L’incertitude géopolitique actuelle commence toutefois à ralentir certains flux d’investissement vers la région. Les investisseurs internationaux ont historiquement tendance à réagir à ce type de contexte en diversifiant leurs implantations et en recherchant des juridictions offrant stabilité institutionnelle et prévisibilité réglementaire.
Dans ce contexte, certains capitaux pourraient se retrouver dans une situation que l’on pourrait qualifier d’investissements «orphelins», c’est-àdire des investissements initialement destinés à certaines plateformes financières mais susceptibles d’être redirigés vers d’autres juridictions jugées plus stables.
? Faire évoluer la place financière mauricienne vers la gestion internationale de capitaux
Le secteur financier international de Maurice s’est historiquement développé autour des management companies, structures spécialisées dans la création et l’administration de véhicules juridiques utilisés dans l’investissement international.
Ce modèle a permis à Maurice de devenir une juridiction reconnue dans la structuration d’investissements internationaux, notamment vers l’Afrique et l’Asie.
Cependant, l’évolution de la finance internationale et la concurrence croissante entre juridictions invitent aujourd’hui à réfléchir à une montée en gamme de cet écosystème.
La question centrale peut être résumée simplement : Maurice doit désormais passer d’une économie d’accueil des capitaux à une économie de gestion des capitaux.
Autrement dit, l’enjeu n’est plus seulement d’accueillir des structures d’investissement, mais d’attirer également les gestionnaires d’actifs, les family offices et les centres de décision financière. Les perturbations actuelles du Moyen-Orient pourraient justement créer une opportunité pour encourager certaines institutions financières et investisseurs internationaux à diversifier leurs implantations géographiques. Trois initiatives concrètes pour capter ces opportunités
- Mettre en place un statut simplifié pour les gestionnaires d’actifs internationaux
Introduire un statut réglementaire simplifié permettant à des gestionnaires d’actifs, hedge funds et family offices d’établir rapidement une présence opérationnelle à Maurice.
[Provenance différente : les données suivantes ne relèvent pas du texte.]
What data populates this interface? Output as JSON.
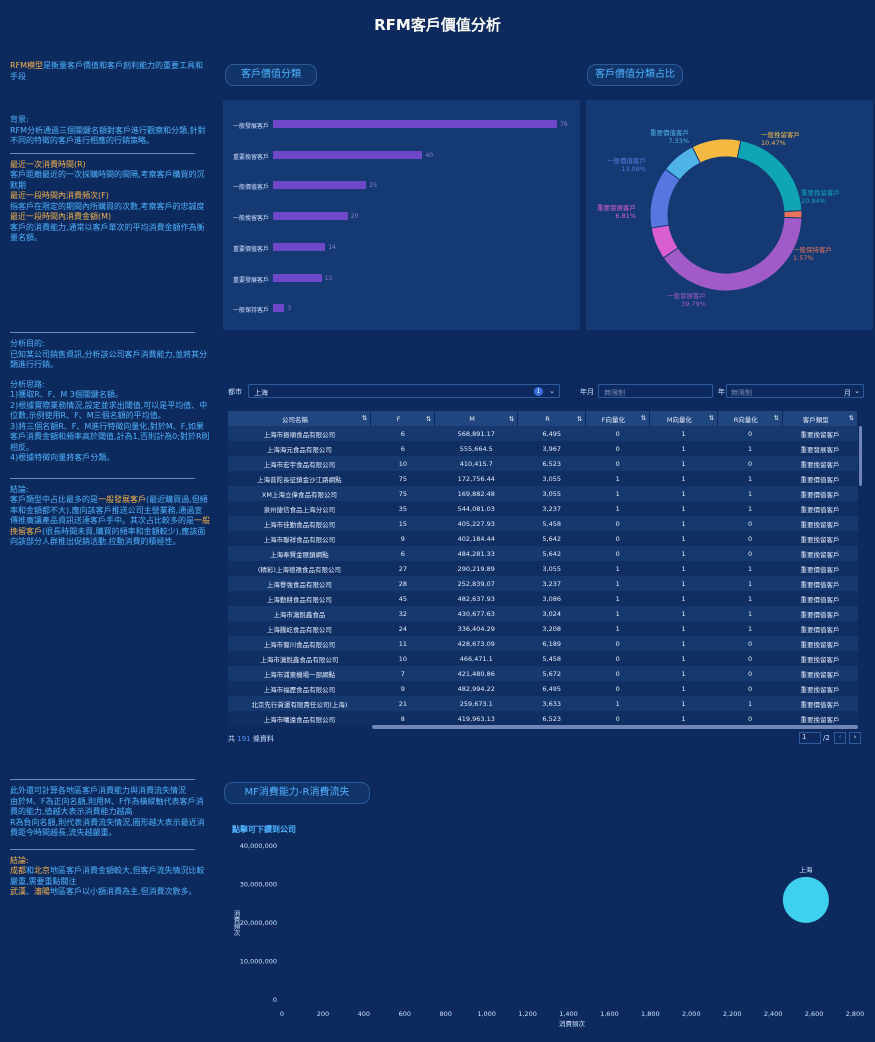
{
  "title": "RFM客戶價值分析",
  "left": {
    "intro_hl": "RFM模型",
    "intro_rest": "是衡量客戶價值和客戶創利能力的重要工具和手段",
    "bg_title": "背景:",
    "bg_text": "RFM分析通過三個關鍵名額對客戶進行觀察和分類,針對不同的特徵的客戶進行相應的行銷策略。",
    "r_title": "最近一次消費時間(R)",
    "r_text": "客戶距離最近的一次採購時間的間隔,考察客戶購買的沉默期",
    "f_title": "最近一段時間內消費頻次(F)",
    "f_text": "指客戶在限定的期間內所購買的次數,考察客戶的忠誠度",
    "m_title": "最近一段時間內消費金額(M)",
    "m_text": "客戶的消費能力,通常以客戶單次的平均消費金額作為衡量名額。",
    "goal_title": "分析目的:",
    "goal_text": "已知某公司銷售資訊,分析該公司客戶消費能力,並將其分類進行行銷。",
    "idea_title": "分析思路:",
    "idea_1": "1)獲取R、F、M 3個關鍵名額。",
    "idea_2": "2)根據實際業務情況,設定並求出閾值,可以是平均值、中位數,示例使用R、F、M三個名額的平均值。",
    "idea_3": "3)將三個名額R、F、M進行特徵向量化,對於M、F,如果客戶消費金額和頻率高於閾值,計為1,否則計為0;對於R則相反。",
    "idea_4": "4)根據特徵向量將客戶分類。",
    "concl_title": "結論:",
    "concl_p1": "客戶類型中占比最多的是",
    "concl_hl1": "一般發展客戶",
    "concl_p2": "(最近購買過,但頻率和金額都不大),應向該客戶推送公司主營業務,通過宣傳推廣讓產品資訊送達客戶手中。其次占比較多的是",
    "concl_hl2": "一般挽留客戶",
    "concl_p3": "(很長時間未買,購買的頻率和金額較少),應該面向該部分人群推出促銷活動,拉動消費的積極性。",
    "extra_text1": "此外還可計算各地區客戶消費能力與消費流失情況",
    "extra_text2": "由於M、F為正向名額,則用M、F作為橫縱軸代表客戶消費的能力,值越大表示消費能力越高",
    "extra_text3": "R為負向名額,則代表消費流失情況,圓形越大表示最近消費距今時間越長,流失越嚴重。",
    "concl2_title": "結論:",
    "concl2_a1": "成都",
    "concl2_a2": "和",
    "concl2_a3": "北京",
    "concl2_a4": "地區客戶消費金額較大,但客戶流失情況比較嚴重,需要重點關注",
    "concl2_b1": "武漢",
    "concl2_b2": "、",
    "concl2_b3": "瀋陽",
    "concl2_b4": "地區客戶以小額消費為主,但消費次數多。"
  },
  "bar_tag": "客戶價值分類",
  "pie_tag": "客戶價值分類占比",
  "bar_chart": {
    "categories": [
      "一般發展客戶",
      "重要挽留客戶",
      "一般價值客戶",
      "一般挽留客戶",
      "重要價值客戶",
      "重要發展客戶",
      "一般保持客戶"
    ],
    "values": [
      76,
      40,
      25,
      20,
      14,
      13,
      3
    ],
    "max": 76
  },
  "pie_chart": {
    "slices": [
      {
        "name": "一般挽留客戶",
        "pct": "10.47%",
        "value": 10.47,
        "color": "#f5b942"
      },
      {
        "name": "重要挽留客戶",
        "pct": "20.94%",
        "value": 20.94,
        "color": "#10a5b5"
      },
      {
        "name": "一般保持客戶",
        "pct": "1.57%",
        "value": 1.57,
        "color": "#e8735a"
      },
      {
        "name": "一般發展客戶",
        "pct": "39.79%",
        "value": 39.79,
        "color": "#a05bc9"
      },
      {
        "name": "重要發展客戶",
        "pct": "6.81%",
        "value": 6.81,
        "color": "#d95fd1"
      },
      {
        "name": "一般價值客戶",
        "pct": "13.09%",
        "value": 13.09,
        "color": "#5876e0"
      },
      {
        "name": "重要價值客戶",
        "pct": "7.33%",
        "value": 7.33,
        "color": "#4fb3e8"
      }
    ]
  },
  "filters": {
    "city_label": "都市",
    "city_value": "上海",
    "badge": "1",
    "month_label": "年月",
    "month_placeholder": "無限制",
    "year_label": "年",
    "year_placeholder": "無限制",
    "month_suffix": "月"
  },
  "table": {
    "headers": [
      "公司名稱",
      "F",
      "M",
      "R",
      "F向量化",
      "M向量化",
      "R向量化",
      "客戶類型"
    ],
    "rows": [
      [
        "上海市振順食品有限公司",
        "6",
        "568,891.17",
        "6,495",
        "0",
        "1",
        "0",
        "重要挽留客戶"
      ],
      [
        "上海海元食品有限公司",
        "6",
        "555,664.5",
        "3,967",
        "0",
        "1",
        "1",
        "重要發展客戶"
      ],
      [
        "上海市宏宇食品有限公司",
        "10",
        "410,415.7",
        "6,523",
        "0",
        "1",
        "0",
        "重要挽留客戶"
      ],
      [
        "上海普陀長征鎮金沙江路網點",
        "75",
        "172,756.44",
        "3,055",
        "1",
        "1",
        "1",
        "重要價值客戶"
      ],
      [
        "XM上海立偉食品有限公司",
        "75",
        "169,882.48",
        "3,055",
        "1",
        "1",
        "1",
        "重要價值客戶"
      ],
      [
        "泉州捷信食品上海分公司",
        "35",
        "544,081.03",
        "3,237",
        "1",
        "1",
        "1",
        "重要價值客戶"
      ],
      [
        "上海市佳勤食品有限公司",
        "15",
        "405,227.93",
        "5,458",
        "0",
        "1",
        "0",
        "重要挽留客戶"
      ],
      [
        "上海市聯祥食品有限公司",
        "9",
        "402,184.44",
        "5,642",
        "0",
        "1",
        "0",
        "重要挽留客戶"
      ],
      [
        "上海奉賢金匯鎮網點",
        "6",
        "484,281.33",
        "5,642",
        "0",
        "1",
        "0",
        "重要挽留客戶"
      ],
      [
        "(精彩)上海德禧食品有限公司",
        "27",
        "290,219.89",
        "3,055",
        "1",
        "1",
        "1",
        "重要價值客戶"
      ],
      [
        "上海譽強食品有限公司",
        "28",
        "252,839.07",
        "3,237",
        "1",
        "1",
        "1",
        "重要價值客戶"
      ],
      [
        "上海勤耕食品有限公司",
        "45",
        "482,637.93",
        "3,086",
        "1",
        "1",
        "1",
        "重要價值客戶"
      ],
      [
        "上海市滬銳鑫食品",
        "32",
        "430,677.63",
        "3,024",
        "1",
        "1",
        "1",
        "重要價值客戶"
      ],
      [
        "上海騰屹食品有限公司",
        "24",
        "336,404.29",
        "3,208",
        "1",
        "1",
        "1",
        "重要價值客戶"
      ],
      [
        "上海市蜀川食品有限公司",
        "11",
        "428,673.09",
        "6,189",
        "0",
        "1",
        "0",
        "重要挽留客戶"
      ],
      [
        "上海市滬銳鑫食品有限公司",
        "10",
        "466,471.1",
        "5,458",
        "0",
        "1",
        "0",
        "重要挽留客戶"
      ],
      [
        "上海市浦東機場一部網點",
        "7",
        "421,480.86",
        "5,672",
        "0",
        "1",
        "0",
        "重要挽留客戶"
      ],
      [
        "上海市福歷食品有限公司",
        "9",
        "482,994.22",
        "6,495",
        "0",
        "1",
        "0",
        "重要挽留客戶"
      ],
      [
        "北京先行貨運有限責任公司(上海)",
        "21",
        "259,673.1",
        "3,633",
        "1",
        "1",
        "1",
        "重要價值客戶"
      ],
      [
        "上海市曦遠食品有限公司",
        "8",
        "419,963.13",
        "6,523",
        "0",
        "1",
        "0",
        "重要挽留客戶"
      ]
    ]
  },
  "pagination": {
    "total_prefix": "共",
    "total": "191",
    "total_suffix": "條資料",
    "page": "1",
    "pages": "/2"
  },
  "bubble_tag": "MF消費能力-R消費流失",
  "bubble_chart": {
    "subtitle": "點擊可下鑽到公司",
    "ylabel": "消費頻次",
    "xlabel": "消費頻次",
    "yticks": [
      "40,000,000",
      "30,000,000",
      "20,000,000",
      "10,000,000",
      "0"
    ],
    "xticks": [
      "0",
      "200",
      "400",
      "600",
      "800",
      "1,000",
      "1,200",
      "1,400",
      "1,600",
      "1,800",
      "2,000",
      "2,200",
      "2,400",
      "2,600",
      "2,800"
    ],
    "points": [
      {
        "name": "上海",
        "x": 2560,
        "y": 26000000
      }
    ],
    "color": "#3fd0f0"
  }
}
- Rééquilibrer les politiques d’attraction des investisseurs internationaux au-delà de l’immobilier
Un consensus semble aujourd’hui émerger sur le fait que la stratégie d’attraction des investisseurs étrangers s’est fortement appuyée sur l’immobilier. Il pourrait être utile de compléter cette approche par un statut de résidence destiné aux High Net Worth Individuals souhaitant établir à Maurice leur centre de gestion de patrimoine ou leur plateforme d’investissement international, sans obligation d’investissement immobilier.
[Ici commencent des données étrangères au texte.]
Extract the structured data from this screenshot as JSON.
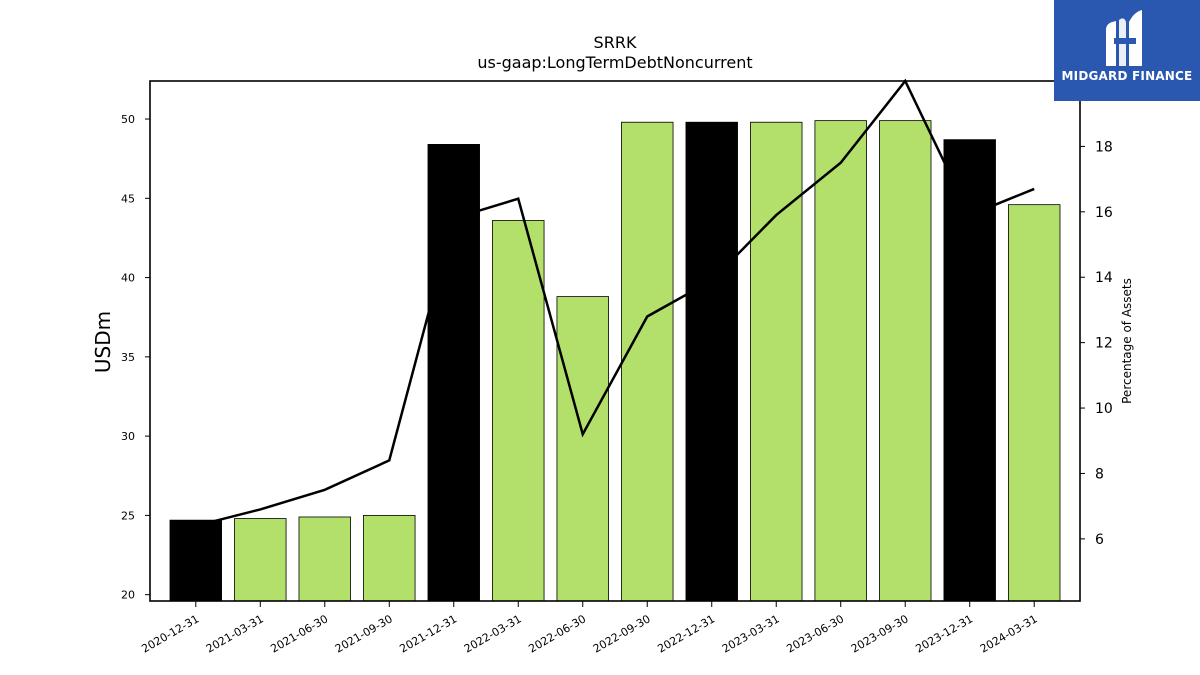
{
  "chart_data": {
    "type": "bar",
    "title": "SRRK",
    "subtitle": "us-gaap:LongTermDebtNoncurrent",
    "ylabel": "USDm",
    "y2label": "Percentage of Assets",
    "categories": [
      "2020-12-31",
      "2021-03-31",
      "2021-06-30",
      "2021-09-30",
      "2021-12-31",
      "2022-03-31",
      "2022-06-30",
      "2022-09-30",
      "2022-12-31",
      "2023-03-31",
      "2023-06-30",
      "2023-09-30",
      "2023-12-31",
      "2024-03-31"
    ],
    "series": [
      {
        "type": "bar",
        "values": [
          24.7,
          24.8,
          24.9,
          25.0,
          48.4,
          43.6,
          38.8,
          49.8,
          49.8,
          49.8,
          49.9,
          49.9,
          48.7,
          44.6
        ],
        "highlight": [
          true,
          false,
          false,
          false,
          true,
          false,
          false,
          false,
          true,
          false,
          false,
          false,
          true,
          false
        ]
      },
      {
        "type": "line",
        "axis": "right",
        "values": [
          6.4,
          6.9,
          7.5,
          8.4,
          15.8,
          16.4,
          9.2,
          12.8,
          13.9,
          15.9,
          17.5,
          20.0,
          15.9,
          16.7
        ]
      }
    ],
    "ylim": [
      19.6,
      52.4
    ],
    "yticks": [
      20,
      25,
      30,
      35,
      40,
      45,
      50
    ],
    "y2lim": [
      4.1,
      20.0
    ],
    "y2ticks": [
      6,
      8,
      10,
      12,
      14,
      16,
      18
    ],
    "colors": {
      "bar": "#b3df6b",
      "bar_highlight": "#000000",
      "line": "#000000"
    },
    "grid": false,
    "legend": "none"
  },
  "logo": {
    "text": "MIDGARD FINANCE",
    "background": "#2a57b0"
  }
}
La valeur économique de ces investisseurs ne réside pas uniquement dans l’acquisition d’un actif immobilier, mais dans la localisation des décisions d’investissement et de la gestion du capital.
- Renforcer la stratégie internationale de promotion de la place financière
Maurice pourrait adopter une stratégie plus proactive de promotion internationale de sa place financière auprès des investisseurs et entrepreneurs internationaux.
Transformer l’incertitude en opportunité stratégique
Maurice dispose déjà d’atouts fondamentaux : stabilité institutionnelle, sécurité juridique et ouverture économique. Dans un monde de plus en plus fragmenté, ces qualités pourraient devenir l’un de ses avantages compétitifs les plus précieux.